L'étude et l'analyse du droit ont été façonnées par des figures influentes à travers l'histoire, depuis les jurisconsultes romains jusqu'aux docteurs médiévaux et des Temps modernes. Ces érudits ont contribué à l'établissement d'une science du droit, jetant les bases de la compréhension juridique moderne.
De la "Doctrine des Auteurs" à la "Doctrine" Collective
Au XIXe siècle, une transformation s'opère, faisant évoluer la "doctrine des auteurs" vers une "doctrine" plus collective.

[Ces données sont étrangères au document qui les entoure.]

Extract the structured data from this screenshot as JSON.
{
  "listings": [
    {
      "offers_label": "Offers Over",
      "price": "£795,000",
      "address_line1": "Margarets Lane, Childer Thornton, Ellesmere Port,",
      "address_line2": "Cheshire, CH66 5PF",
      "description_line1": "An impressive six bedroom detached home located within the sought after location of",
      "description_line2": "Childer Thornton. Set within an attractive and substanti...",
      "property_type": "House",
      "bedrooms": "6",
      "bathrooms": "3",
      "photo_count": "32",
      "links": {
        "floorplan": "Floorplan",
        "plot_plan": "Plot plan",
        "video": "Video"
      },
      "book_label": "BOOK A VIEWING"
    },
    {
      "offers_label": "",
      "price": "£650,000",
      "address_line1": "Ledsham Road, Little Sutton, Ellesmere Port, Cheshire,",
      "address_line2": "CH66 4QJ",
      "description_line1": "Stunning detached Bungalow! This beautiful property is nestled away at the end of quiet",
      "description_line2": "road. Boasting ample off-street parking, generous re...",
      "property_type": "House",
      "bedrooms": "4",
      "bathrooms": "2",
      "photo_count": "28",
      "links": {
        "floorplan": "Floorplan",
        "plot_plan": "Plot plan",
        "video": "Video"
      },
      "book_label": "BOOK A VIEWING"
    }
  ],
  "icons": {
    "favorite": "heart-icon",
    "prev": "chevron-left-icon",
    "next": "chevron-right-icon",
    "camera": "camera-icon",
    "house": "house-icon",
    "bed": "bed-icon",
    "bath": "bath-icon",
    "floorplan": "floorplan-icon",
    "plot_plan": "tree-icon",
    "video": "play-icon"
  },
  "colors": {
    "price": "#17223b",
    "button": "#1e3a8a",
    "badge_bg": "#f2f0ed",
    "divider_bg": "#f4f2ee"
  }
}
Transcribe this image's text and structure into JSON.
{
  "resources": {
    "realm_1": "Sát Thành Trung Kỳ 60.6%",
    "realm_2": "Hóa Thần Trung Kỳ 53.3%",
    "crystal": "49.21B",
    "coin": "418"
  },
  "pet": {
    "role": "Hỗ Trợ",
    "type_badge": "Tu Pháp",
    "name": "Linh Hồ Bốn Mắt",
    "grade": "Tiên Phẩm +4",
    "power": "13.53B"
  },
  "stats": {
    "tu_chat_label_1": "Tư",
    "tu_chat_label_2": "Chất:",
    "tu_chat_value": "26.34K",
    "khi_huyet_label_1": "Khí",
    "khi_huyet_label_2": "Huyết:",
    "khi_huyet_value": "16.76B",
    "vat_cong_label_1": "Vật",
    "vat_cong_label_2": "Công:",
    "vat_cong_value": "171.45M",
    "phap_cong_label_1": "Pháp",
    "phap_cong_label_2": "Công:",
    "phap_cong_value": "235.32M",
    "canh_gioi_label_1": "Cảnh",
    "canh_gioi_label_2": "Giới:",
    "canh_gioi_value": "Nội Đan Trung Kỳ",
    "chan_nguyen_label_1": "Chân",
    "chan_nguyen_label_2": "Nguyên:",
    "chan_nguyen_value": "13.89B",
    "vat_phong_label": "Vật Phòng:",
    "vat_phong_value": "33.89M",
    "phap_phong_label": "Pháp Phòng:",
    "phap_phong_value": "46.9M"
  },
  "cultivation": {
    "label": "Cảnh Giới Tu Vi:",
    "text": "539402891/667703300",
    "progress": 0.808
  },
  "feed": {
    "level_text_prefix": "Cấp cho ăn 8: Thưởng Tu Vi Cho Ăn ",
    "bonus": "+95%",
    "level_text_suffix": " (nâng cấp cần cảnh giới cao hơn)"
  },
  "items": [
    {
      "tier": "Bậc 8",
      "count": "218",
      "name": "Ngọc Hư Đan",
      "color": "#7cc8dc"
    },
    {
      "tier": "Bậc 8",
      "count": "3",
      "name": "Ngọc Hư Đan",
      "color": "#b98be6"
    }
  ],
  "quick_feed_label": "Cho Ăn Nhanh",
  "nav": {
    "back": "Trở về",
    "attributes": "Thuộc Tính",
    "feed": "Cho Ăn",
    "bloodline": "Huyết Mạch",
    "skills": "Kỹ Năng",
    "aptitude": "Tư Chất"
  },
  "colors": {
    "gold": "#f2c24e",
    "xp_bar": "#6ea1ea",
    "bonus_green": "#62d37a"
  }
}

Cette dernière englobe une communauté de membres dont la formation et l'expression se développent de manière collaborative. Selon le Vocabulaire juridique de G. Cornu, la doctrine est définie comme : « Opinion communément professée par ceux qui enseignent le Droit, ou même ceux qui, sans enseigner, écrivent sur le Droit. Ensemble des ouvrages juridiques. Ensemble des auteurs d’ouvrages juridiques. »
La doctrine, telle que nous la connaissons, a émergé à partir de la seconde moitié du XIXe siècle. Bien que non spécifique à la France, elle y revêt une importance particulière. Philippe Jestaz et Christophe Jamin la décrivent comme englobant « trois réalités » souvent confondues : le droit savant, une source du droit et une collectivité d’auteurs (La doctrine, Coll. Méthodes du droit, Dalloz, 2004, p. 3-9).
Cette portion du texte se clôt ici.